Updated on 2024-11-29 GMT+08:00

Restoring Data using Solr

Scenario

This section describes how to use Solr to restore HDFS data that is mistakenly deleted during the deletion of indexes or replicas.

Prerequisites

  • Solr has been installed and HDFS is running properly. Solr data is stored in HDFS. You can determine whether Solr data is stored in HDFS by checking whether the value of INDEX_STORED_ON_HDFS is true.
  • The client has been installed in a directory, for example, /opt/client.
  • The HDFS recycle bin mechanism has been enabled for the cluster (this function is enabled by default). Periodic Solr tasks for backing up metadata exist and are running properly.
  • If the cluster is in security mode, ensure that you have created a user who has operation permissions on Solr and HDFS, for example, testuser (skip this step in normal mode).

Procedure

  1. Restore Solr metadata and restart the Solr service. For details, see "Restoring Solr Metadata" in .
  2. On FusionInsight Manager, choose Cluster > Services > Solr. On the displayed page, click Stop Service, verify the password, and wait until the service is stopped.
  3. Log in to the node where the client is installed as the client installation user. Run the following commands to log in to the client and authenticate the user:

    cd /opt/client

    source bigdata_env

    kinit testuser (skip this step if the cluster is in normal mode. Change the password upon the first authentication.)

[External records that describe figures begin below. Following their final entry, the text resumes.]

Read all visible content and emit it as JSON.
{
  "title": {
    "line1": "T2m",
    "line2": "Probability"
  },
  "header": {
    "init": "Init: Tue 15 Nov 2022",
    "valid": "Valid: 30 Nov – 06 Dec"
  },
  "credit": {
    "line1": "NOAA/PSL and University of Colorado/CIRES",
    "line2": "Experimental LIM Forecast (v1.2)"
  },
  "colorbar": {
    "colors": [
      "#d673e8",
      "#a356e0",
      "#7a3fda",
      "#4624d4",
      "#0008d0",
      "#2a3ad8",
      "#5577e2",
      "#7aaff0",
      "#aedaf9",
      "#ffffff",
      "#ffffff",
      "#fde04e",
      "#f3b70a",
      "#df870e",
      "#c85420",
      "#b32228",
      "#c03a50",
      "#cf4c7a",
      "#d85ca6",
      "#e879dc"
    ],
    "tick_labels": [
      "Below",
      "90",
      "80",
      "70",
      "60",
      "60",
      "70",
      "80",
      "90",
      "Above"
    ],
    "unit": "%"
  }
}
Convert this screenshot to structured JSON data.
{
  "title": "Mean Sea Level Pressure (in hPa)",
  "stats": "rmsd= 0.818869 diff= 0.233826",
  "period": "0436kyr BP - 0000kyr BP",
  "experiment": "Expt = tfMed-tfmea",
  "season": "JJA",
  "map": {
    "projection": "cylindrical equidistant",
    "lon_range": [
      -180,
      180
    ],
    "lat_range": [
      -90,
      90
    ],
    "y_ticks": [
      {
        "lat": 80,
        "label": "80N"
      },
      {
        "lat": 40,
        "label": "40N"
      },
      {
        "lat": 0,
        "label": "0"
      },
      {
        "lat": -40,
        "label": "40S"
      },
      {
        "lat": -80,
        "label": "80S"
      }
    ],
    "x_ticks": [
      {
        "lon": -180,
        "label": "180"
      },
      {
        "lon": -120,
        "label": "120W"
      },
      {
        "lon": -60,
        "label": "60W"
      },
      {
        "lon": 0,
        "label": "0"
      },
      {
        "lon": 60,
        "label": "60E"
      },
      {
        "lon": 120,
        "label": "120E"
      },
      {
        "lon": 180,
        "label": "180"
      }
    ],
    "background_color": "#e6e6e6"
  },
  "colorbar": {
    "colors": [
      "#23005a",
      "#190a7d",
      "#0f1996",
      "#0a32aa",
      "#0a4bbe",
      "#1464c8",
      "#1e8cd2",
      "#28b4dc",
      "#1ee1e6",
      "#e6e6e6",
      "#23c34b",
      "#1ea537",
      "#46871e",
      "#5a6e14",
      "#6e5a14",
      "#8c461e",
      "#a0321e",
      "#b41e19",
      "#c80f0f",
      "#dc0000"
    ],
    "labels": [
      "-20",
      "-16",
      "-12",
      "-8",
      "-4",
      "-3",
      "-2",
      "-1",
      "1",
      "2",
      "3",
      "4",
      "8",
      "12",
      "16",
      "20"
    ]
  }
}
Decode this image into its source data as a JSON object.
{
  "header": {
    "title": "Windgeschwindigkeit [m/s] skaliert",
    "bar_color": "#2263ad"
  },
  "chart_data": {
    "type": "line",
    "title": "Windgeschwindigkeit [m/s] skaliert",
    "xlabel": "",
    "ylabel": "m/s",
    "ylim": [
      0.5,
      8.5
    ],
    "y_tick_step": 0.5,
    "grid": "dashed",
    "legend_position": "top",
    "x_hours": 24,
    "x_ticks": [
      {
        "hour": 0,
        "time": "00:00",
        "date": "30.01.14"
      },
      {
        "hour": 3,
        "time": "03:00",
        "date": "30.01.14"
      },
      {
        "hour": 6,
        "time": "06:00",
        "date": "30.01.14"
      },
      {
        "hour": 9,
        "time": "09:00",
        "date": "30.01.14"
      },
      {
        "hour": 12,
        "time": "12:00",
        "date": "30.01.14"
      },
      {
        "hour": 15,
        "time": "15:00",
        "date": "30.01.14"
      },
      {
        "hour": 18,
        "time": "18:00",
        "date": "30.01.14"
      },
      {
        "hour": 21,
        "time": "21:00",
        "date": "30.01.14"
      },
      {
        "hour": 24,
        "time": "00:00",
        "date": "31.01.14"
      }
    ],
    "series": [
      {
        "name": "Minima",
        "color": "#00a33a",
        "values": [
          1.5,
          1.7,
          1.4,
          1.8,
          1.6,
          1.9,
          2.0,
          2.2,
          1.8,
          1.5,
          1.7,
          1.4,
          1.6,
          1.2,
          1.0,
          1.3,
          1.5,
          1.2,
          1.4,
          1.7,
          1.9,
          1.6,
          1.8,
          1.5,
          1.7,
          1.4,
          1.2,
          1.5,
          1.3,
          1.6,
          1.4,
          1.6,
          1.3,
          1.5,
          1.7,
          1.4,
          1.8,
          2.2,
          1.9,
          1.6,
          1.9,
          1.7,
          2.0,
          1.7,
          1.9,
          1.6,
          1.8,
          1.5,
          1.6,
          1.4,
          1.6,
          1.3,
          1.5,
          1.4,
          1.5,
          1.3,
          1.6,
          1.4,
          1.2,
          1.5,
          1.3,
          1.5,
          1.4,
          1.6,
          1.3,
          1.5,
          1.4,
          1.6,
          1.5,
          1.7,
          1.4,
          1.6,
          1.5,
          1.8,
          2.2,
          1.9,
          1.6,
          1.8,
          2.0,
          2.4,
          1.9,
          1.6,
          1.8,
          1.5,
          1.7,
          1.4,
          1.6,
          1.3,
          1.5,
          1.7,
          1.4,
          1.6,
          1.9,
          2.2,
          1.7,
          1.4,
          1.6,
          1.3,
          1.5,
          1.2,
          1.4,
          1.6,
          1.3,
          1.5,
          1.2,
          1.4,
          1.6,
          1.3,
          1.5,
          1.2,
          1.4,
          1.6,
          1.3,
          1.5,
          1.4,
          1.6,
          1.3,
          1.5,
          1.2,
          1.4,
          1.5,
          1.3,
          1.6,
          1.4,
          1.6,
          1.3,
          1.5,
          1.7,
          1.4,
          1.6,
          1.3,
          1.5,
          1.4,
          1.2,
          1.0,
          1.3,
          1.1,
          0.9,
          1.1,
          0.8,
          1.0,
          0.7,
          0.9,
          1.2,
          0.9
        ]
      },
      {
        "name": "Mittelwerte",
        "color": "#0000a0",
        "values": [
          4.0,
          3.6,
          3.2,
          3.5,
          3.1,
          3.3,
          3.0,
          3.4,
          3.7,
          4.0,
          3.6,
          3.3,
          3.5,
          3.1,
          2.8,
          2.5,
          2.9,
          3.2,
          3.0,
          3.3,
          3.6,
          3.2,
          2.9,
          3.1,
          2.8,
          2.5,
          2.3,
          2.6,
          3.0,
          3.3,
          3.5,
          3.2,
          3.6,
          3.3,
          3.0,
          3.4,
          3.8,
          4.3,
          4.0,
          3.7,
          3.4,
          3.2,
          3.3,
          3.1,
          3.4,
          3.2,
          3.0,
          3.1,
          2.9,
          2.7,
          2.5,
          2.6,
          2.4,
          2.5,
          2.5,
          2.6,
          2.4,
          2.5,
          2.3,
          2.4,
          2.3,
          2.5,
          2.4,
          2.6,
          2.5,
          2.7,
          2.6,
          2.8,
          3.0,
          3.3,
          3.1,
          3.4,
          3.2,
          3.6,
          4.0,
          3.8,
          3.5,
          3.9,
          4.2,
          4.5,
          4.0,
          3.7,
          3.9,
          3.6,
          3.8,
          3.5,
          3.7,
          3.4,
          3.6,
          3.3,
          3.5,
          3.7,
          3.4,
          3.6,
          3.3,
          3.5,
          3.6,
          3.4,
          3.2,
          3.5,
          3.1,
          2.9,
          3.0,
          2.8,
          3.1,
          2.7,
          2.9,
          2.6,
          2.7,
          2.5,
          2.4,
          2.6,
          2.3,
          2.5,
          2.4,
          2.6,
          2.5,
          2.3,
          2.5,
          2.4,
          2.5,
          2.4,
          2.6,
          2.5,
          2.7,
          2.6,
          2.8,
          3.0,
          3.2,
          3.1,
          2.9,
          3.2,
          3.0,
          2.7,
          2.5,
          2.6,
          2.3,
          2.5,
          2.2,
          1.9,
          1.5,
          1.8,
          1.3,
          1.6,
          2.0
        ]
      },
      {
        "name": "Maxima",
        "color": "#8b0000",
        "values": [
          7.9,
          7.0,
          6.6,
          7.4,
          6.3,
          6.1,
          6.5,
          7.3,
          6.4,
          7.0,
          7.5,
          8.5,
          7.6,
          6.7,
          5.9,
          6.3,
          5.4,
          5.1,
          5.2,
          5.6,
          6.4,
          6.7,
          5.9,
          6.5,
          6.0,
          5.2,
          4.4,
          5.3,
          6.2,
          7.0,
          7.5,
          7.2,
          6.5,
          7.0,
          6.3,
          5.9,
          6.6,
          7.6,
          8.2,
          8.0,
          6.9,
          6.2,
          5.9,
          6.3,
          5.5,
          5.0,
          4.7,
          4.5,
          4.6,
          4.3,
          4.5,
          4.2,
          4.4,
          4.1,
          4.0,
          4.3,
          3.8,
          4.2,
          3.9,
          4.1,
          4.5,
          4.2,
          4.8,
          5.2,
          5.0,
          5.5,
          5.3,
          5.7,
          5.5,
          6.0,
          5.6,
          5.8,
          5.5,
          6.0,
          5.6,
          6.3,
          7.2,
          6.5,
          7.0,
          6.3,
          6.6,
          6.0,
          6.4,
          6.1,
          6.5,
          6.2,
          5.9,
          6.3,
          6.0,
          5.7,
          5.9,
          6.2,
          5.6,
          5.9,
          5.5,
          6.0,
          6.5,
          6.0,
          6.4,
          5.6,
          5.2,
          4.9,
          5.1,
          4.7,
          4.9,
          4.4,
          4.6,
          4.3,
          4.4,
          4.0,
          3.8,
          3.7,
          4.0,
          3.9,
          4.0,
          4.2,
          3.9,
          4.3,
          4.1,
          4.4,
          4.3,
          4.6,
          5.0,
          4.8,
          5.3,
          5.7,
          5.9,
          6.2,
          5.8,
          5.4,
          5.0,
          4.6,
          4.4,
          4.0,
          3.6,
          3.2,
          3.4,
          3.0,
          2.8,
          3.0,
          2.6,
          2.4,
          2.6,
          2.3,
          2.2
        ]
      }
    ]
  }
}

  4. Run the command for each copy to copy the data in the HDFS recycle bin to the HDFS data directory of the index.

    For example, if the index name is test1 and the replica name is core_node3, run the following command:

    hdfs dfs -cp -f /user/solr/.Trash/Current/solr/collections/test1/core_node3/data /solr/collections/test1/core_node3

    Specifically:

    • -f: indicates the enhanced parameter that is used for forcibly overwriting the data.
    • Index name and replica name: Log in to the Solr Admin page as a service user. In the navigation pane on the left, choose Collections to view the index name (Collection) and replica name (Replica).

    • The HDFS recycle bin creates a new checkpoint directory after the previous checkpoint and copies the data in the recycle bin to the new checkpoint directory. If HDFS creates a new checkpoint directory during Solr index data restoration, index data restoration may fail. To prevent this problem, increase the value of fs.trash.checkpoint.interval of HDFS to reduce the frequency of creating checkpoints.

  5. On FusionInsight Manager, choose Cluster > Services > Solr, click Start Service, and wait until the service is started.